Molecular Subtyping and Survival Analysis of Osteosarcoma Reveals Prognostic Biomarkers and Key Canonical Pathways

Abstract

Osteosarcoma (OS) is a common bone malignancy in children and adolescents. Although histological subtyping followed by improved OS treatment regimens have helped achieve favorable outcomes, a lack of understanding of the molecular subtypes remains a challenge to characterize its genetic heterogeneity and subsequently to identify diagnostic and prognostic biomarkers for developing effective treatments. In the present study, global analysis of DNA methylation, and mRNA and miRNA gene expression in OS patient samples were correlated with their clinical characteristics. The mucin family of genes, MUC6, MUC12, and MUC4, were found to be highly mutated in the OS patients. Results revealed the enrichment of molecular pathways including Wnt signaling, Calcium signaling, and PI3K-Akt signaling in the OS tumors. Survival analyses showed that the expression levels of several genes such as RAMP1, CRIP1, CORT, CHST13, and DDX60L, miRNAs and lncRNAs were associated with survival of OS patients. Molecular subtyping using Cluster-Of-Clusters Analysis (COCA) for mRNA, lncRNA, and miRNA expression; DNA methylation; and mutation data from the TARGET dataset revealed two distinct molecular subtypes, each with a distinctive gene expression profile. Between the two subtypes, three upregulated genes, POP4, HEY1, CERKL, and seven downregulated genes, CEACAM1, ABLIM1, LTBP2, ISLR, LRRC32, PTPRF, and GPX3, associated with OS metastasis were found to be differentially regulated. Thus, the molecular subtyping results provide a strong basis for classification of OS patients that could be used to develop better prognostic treatment strategies.

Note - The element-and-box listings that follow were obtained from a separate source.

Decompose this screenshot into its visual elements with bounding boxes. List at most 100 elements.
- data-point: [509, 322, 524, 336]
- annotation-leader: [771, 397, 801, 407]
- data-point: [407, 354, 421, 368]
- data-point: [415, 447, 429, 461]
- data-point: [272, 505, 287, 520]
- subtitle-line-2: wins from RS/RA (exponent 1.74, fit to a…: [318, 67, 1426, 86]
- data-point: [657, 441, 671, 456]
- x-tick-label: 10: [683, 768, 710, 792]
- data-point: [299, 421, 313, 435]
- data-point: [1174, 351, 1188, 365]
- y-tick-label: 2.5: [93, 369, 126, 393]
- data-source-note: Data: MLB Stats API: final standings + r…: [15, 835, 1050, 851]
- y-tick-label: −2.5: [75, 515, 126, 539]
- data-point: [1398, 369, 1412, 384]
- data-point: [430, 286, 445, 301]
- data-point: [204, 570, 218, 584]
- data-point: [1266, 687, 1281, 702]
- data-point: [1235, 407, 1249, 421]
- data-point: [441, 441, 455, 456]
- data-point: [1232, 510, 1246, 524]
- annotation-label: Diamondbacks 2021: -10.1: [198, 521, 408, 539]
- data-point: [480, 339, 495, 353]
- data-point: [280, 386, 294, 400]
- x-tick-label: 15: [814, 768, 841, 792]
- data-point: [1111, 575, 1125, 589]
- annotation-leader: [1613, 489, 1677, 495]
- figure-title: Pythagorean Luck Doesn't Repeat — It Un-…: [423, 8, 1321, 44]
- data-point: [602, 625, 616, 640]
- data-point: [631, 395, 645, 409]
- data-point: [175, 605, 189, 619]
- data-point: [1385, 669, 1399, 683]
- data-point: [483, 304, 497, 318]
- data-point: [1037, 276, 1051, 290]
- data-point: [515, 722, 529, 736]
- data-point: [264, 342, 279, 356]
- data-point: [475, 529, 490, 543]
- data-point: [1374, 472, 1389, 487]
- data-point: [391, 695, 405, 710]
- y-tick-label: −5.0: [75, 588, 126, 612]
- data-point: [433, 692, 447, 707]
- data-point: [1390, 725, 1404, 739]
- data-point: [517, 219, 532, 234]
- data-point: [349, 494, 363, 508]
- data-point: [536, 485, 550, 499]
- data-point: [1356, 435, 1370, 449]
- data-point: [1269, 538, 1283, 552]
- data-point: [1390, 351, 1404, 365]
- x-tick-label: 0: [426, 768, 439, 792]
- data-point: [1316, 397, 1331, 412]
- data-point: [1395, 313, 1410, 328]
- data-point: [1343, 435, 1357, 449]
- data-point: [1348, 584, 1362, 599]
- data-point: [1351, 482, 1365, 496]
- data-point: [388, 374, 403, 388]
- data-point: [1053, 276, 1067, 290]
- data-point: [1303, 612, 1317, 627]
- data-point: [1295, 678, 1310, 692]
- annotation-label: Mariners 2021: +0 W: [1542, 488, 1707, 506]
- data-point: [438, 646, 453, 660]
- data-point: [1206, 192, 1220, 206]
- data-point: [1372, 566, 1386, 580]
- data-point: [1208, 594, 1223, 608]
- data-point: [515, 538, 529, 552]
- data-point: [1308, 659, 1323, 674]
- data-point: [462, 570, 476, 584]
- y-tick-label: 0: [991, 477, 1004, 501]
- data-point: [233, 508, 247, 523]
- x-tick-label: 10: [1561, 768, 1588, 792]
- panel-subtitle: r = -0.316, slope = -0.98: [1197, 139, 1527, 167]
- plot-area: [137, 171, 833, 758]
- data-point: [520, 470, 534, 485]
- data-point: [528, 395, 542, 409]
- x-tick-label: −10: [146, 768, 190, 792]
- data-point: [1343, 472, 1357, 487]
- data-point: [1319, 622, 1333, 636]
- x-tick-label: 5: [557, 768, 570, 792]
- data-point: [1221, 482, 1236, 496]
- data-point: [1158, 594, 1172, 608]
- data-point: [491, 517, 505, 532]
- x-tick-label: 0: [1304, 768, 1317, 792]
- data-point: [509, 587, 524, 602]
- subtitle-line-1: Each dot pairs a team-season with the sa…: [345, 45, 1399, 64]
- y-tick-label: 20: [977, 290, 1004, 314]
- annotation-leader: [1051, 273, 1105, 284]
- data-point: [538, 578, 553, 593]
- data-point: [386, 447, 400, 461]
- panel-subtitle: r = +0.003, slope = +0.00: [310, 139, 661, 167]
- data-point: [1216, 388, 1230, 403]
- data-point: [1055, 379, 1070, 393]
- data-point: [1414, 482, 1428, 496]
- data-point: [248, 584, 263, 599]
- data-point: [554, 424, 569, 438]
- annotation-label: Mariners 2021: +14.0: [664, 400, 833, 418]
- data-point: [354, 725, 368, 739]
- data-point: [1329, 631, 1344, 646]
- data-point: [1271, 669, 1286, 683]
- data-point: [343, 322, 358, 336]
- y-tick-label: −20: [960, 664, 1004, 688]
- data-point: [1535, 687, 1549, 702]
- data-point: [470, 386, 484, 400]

Keywords: COCA; Cluster-Of-Clusters Analysis; DNA methylation; TARGET database; classification of osteosarcoma; mRNA and miRNA expression; multiomics data analysis.

Figure 1

(A) Oncoplot showing the top 5 altered genes with more than 10% samples containing mutations in the TCGA enriched pathways. The fraction and the number of samples with variations in the corresponding genes are shown on the right as percentages and the bar plots (B) Enriched oncogenic pathways showing the fraction of genes and samples affected.

Figure 2

Kaplan-Meier plot for high vs low expression group in TARGET OS data with p-value from log-rank test and Cox regression model for genes, METTL20, MYH10, and PDE1B with HR < 1 (A), and genes, RAMP1, TAC4, and MT1 with HR > 1 (B).

Figure 3

(A) Correlation plot showing significantly correlated canonical pathway genes (p < 0.05). Negative correlated genes are shown in red, and positive in blue. (B) List of 34 genes found significantly associated with survival (p < 0.05), their associated canonical pathways, and corresponding HR values.

Figure 4

Average silhouette width and NMF classification with rank using 190 miRNAs, 1107 mutations, 2500 protein-coding regions, 500 lncRNA, and 5000 CpG methylation probe data for 85 OS-TARGET patients which was further used as input for COCA for obtaining the final two molecular subtypes.

Figure 5

(A) Volcano plot showing the differentially expressed genes between the two molecular subtypes. The downregulated (green) and upregulated (red) genes obtained at abs(log₂Fold Change) > 1.5 and adjusted p-value < 0.05 are highlighted. (B) Heatmap showing top 100 most variable differentially expressed genes obtained at abs(log₂Fold Change) > 1 and adjusted p-value < 0.01 cutoff found between the two molecular clusters.